In fact, his mother had seemed to take joy in everything. She was Zemeni born, her skin a deep, plummy brown, and so tall his father had to tilt his head back to look her in the eye. Before Jesper was old enough to work the fields with his father, he’d been allowed to stay home with her. There was always laundry to be done, food to be made, wood to be chopped, and Jesper loved to help her.

“How’s my land?” she’d ask every day when his father returned from the fields, and later Jesper would learn that the farm had been in her name, a wedding gift from his father, who had courted Aditi Hilli for nearly a year before she’d deigned to give him the time of day.

“Blooming,” he’d say, kissing her cheek. “Just like you, love.”

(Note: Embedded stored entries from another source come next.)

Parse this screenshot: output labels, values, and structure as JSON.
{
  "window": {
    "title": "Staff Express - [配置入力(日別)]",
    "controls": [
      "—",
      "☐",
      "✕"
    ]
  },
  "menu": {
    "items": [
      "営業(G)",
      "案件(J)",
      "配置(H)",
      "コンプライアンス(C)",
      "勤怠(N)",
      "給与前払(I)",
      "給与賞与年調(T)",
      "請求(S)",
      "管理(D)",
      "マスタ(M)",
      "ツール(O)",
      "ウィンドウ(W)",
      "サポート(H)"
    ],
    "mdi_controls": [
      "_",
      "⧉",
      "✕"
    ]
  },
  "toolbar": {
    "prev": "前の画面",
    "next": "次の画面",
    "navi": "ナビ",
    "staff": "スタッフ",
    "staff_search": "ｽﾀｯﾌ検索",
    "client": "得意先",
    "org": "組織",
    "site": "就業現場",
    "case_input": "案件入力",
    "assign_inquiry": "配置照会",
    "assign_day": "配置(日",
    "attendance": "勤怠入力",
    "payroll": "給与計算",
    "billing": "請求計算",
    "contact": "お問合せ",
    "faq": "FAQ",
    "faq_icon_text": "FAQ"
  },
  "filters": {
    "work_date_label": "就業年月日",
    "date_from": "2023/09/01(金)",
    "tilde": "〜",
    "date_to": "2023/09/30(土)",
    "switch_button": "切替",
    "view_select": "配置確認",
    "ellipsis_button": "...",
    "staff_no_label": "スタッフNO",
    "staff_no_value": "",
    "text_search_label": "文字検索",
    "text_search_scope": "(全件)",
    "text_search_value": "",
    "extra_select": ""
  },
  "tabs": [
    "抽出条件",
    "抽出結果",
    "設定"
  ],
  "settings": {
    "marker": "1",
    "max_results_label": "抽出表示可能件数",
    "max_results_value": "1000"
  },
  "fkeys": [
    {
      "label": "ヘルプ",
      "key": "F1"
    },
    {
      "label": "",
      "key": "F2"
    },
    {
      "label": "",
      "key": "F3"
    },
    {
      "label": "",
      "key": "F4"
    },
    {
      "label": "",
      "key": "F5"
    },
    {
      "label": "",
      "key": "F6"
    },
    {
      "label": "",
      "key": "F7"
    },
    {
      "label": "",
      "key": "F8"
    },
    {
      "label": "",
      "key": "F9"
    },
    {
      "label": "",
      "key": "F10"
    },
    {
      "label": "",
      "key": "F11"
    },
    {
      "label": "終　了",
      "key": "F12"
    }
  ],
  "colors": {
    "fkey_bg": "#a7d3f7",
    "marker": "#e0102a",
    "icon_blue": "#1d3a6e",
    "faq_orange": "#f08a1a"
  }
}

Jesper’s da always promised to play with him and teach him to whittle at night, but invariably Colm would eat his dinner and fall asleep by the fire, boots still on, their soles stained orange with jurda . Jesper and his mother would pull them off Da’s feet, stifling their giggles, then cover him with a blanket and see to the rest of the evening’s chores. They’d clear the table and bring the laundry in off the line, and she’d tuck Jesper into bed. No matter how busy she got, no matter how many animals needed skinning, or baskets needed mending, she seemed to have the same infinite energy as Jesper, and she always had time to tell him a story before bed or hum him a song.

Jesper’s mother was the one to teach him to ride a horse, bait a line, clean a fish, pluck a quail, to start a fire with nothing but two sticks, and to brew a proper cup of tea. And she taught him to shoot. First with a child’s pellet gun that was little more than a toy, then with pistols and rifle. “Anyone can shoot,” she’d told him. “But not everybody can aim.” She taught him distance sighting, how to track an animal through the brush, the tricks that light can play on your eyes, how to factor wind shear, and how to shoot running, then seated on a horse. There was nothing she couldn’t do.

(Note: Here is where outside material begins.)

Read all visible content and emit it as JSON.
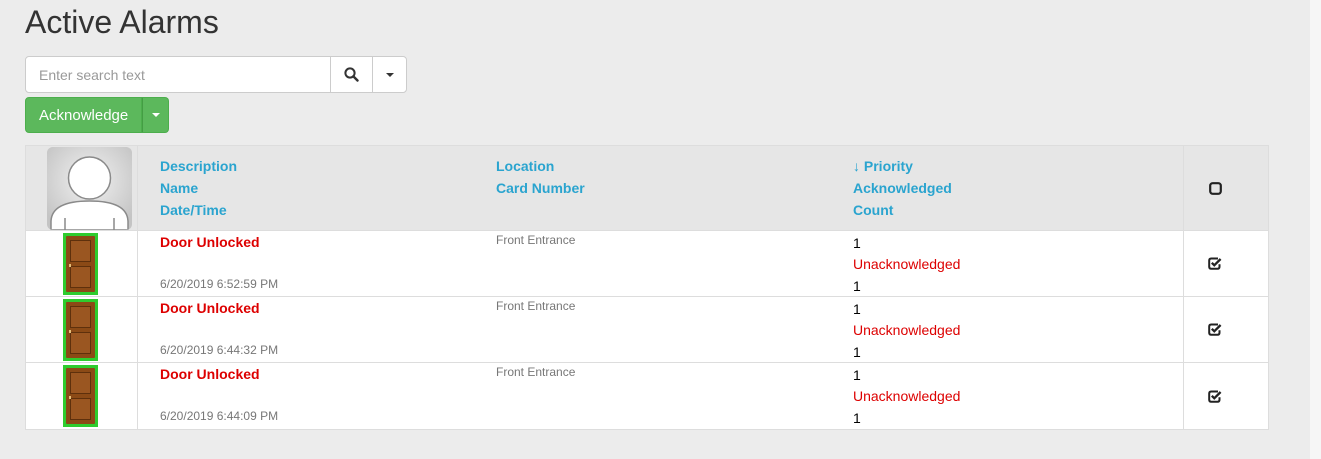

There were secret lessons too. Sometimes, when they got home late, and she needed to get supper on, she’d boil the water without ever heating the stove, make bread rise just by looking at it. He’d seen her pull stains from clothes with a brush of her fingers, and she made her own gunpowder, extracting the saltpeter from a long-dry lake bed near where they lived. “Why pay for something I can make better myself?” she asked. “But we don’t mention this to Da, hmm?” When Jesper asked why, she’d just say, “Because he has enough to worry about, and I don’t like it when he worries about me.” But Da did worry, especially when one of his mother’s Zemeni friends came to the door looking for help or healing.